Si alguien se interponía entre los deseos del amo y su concreción, ahí estaba el mayordomo para defender a su empleador. A veces, si era necesario, eran capaces de recurrir a la violencia. Todavía se recuerdan grandes combates entre dos mayordomos de amos con deseos opuestos. Pero en general no hacía falta llegar a esas instancias. El mayordomo, con la mayor elegancia y velocidad posibles, convertía todos los deseos en realidad.
Pero, y es menester decirlo, a veces su celo era demasiado. A veces los amos tenían conductas que herían a los mayordomos. Los trataban con suficiencia, como si su trabajo no fuera importante para al menos dos personas. Los mayordomos, en esos casos, defendían el honor del amo. Y en ocasiones eso implicaba asesinar al amo, para que desistiera de seguir dañando su honor.
Esta costumbre ha sido el detonante de la crisis actual. Los mayordomos mayores, al estar presos, no han sido capaces de pasar su ética a las siguientes generaciones. Y los amos tampoco han estimulado esa clase de devoción. Como resultado, tenemos a los mayordomos de ahora. Los que cumplen horario. Los que esperan órdenes. Los que asignan más importancia a su propia vida y libertad que a sus amos. En otras épocas, ellos jamás habrían podido ser llamados mayordomos.

Una sola mano

Matar un mosquito es terminar con una vida. Es un ser que no existe más, aunque haya muchos otros prácticamente iguales. Matarlo es una medida drástica, sólo justificada porque es en defensa propia: los mosquitos pretenden disponer de nuestra sangre.
Pero hay que obrar con respeto. Tener en cuenta que los mosquitos son algo así como pares. Debemos rendir algún tipo de homenaje a su vida, que por más molesta que sea para nosotros, es una vida.

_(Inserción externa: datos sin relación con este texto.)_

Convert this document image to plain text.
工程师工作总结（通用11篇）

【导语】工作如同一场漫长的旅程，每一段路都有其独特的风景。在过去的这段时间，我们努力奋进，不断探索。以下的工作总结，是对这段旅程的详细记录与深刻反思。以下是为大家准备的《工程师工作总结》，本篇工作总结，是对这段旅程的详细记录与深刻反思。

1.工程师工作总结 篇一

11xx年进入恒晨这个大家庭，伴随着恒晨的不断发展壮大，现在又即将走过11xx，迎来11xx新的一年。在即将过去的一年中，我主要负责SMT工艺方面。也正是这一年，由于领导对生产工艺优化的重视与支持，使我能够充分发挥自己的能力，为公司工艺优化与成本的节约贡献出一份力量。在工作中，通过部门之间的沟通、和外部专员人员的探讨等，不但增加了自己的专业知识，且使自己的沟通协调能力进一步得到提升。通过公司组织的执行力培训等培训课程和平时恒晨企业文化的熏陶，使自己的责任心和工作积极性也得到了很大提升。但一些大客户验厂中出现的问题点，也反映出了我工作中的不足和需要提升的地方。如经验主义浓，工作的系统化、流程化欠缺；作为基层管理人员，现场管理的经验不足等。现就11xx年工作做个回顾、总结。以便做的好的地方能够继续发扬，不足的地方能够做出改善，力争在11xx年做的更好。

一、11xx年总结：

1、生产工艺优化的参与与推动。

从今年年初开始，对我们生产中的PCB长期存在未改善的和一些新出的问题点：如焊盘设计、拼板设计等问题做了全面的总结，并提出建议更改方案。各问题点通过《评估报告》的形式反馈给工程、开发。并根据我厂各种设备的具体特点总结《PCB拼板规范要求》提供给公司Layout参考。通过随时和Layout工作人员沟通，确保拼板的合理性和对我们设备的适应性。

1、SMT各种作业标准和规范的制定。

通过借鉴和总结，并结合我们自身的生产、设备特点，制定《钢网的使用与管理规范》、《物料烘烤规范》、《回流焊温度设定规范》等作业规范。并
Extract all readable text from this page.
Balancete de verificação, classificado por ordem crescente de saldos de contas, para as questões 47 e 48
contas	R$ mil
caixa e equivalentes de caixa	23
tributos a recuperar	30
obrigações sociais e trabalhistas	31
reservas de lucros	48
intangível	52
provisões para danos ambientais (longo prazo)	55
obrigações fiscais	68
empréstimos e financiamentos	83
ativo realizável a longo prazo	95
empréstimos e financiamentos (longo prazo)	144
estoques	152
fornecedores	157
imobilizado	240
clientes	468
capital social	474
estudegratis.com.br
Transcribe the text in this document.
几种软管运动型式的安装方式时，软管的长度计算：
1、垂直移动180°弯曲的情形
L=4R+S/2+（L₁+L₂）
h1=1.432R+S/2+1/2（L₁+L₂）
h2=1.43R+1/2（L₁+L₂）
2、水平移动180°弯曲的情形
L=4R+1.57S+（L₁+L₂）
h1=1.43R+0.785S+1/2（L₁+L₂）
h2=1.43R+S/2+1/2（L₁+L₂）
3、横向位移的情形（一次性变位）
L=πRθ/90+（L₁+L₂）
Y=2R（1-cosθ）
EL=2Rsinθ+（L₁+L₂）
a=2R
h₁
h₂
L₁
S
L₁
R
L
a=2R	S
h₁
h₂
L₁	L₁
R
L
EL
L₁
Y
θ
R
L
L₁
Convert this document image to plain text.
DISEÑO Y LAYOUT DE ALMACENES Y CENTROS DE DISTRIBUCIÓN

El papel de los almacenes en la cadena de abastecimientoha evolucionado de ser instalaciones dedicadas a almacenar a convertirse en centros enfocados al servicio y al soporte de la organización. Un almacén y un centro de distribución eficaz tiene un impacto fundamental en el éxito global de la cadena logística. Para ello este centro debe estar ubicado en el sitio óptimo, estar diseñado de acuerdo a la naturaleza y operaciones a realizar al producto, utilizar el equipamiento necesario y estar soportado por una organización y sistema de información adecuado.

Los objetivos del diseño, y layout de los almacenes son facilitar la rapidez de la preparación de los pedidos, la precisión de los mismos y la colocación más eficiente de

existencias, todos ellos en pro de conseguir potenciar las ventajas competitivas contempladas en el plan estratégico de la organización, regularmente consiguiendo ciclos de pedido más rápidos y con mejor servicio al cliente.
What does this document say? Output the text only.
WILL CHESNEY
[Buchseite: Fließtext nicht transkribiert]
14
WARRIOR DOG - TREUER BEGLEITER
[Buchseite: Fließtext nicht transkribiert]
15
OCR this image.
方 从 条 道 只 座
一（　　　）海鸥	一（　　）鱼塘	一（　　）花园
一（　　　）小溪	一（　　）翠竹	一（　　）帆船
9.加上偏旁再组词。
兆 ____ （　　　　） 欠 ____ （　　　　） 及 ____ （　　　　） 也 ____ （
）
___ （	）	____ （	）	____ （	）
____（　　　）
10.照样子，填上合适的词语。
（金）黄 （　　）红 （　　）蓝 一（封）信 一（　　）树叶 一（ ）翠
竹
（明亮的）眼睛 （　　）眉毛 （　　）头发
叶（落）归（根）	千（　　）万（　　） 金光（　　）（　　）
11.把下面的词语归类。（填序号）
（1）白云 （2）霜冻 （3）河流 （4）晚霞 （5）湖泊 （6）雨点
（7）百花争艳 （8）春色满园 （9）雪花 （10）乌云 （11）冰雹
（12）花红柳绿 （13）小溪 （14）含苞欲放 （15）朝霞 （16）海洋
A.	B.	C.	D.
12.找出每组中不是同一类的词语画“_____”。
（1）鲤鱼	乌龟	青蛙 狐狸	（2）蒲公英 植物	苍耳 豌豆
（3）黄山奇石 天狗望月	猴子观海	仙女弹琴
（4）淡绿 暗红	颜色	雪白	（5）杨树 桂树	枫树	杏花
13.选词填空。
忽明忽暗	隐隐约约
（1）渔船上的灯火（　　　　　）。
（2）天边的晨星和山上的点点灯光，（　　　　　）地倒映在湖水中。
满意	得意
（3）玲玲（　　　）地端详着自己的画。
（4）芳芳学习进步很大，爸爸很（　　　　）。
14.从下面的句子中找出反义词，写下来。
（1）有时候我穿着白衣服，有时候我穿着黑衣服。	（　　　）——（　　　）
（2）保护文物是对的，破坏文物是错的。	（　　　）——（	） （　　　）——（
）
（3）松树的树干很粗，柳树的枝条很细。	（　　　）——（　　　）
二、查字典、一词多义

Los mosquitos habitualmente son ejecutados de un golpe seco. Un aplauso, o un contacto violento entre la palma de la mano y alguna superficie dura, como una pared o un cráneo. Debe aplicarse fuerza para lograr el objetivo de matar, y también que la muerte sea rápida: no queremos hacer sufrir al mosquito, ni a nadie.
En ocasiones, los mosquitos presentan dificultades. Vuelan cerca cuando una de las manos está ocupada, y es posible que el tiempo se termine antes de soltar con seguridad lo que la mano sostiene. Queda un solo recurso: acercar la mano libre al mosquito y cerrar el puño a su alrededor.
Este método es particularmente cruel e ineficaz. Es como aplaudir con una mano sola. No genera ninguna garantía de que haya suficiente fuerza para producir la muerte del mosquito. Quedará agonizando, sin capacidad de volar, pero moviéndose. Es menester, si se usa este método, dar el golpe de gracia lo antes posible.
Pero hay otra posibilidad: que el mosquito quede en un resquicio de la mano, en algún pliegue de la piel. En ese caso, huirá por el aire cuando el puño se abra, y contemplará a su fallido asesino como alguien poderoso e indigno, que ni siquiera estuvo dispuesto a dejar lo que estaba haciendo y usar las dos manos para producir la muerte de un semejante.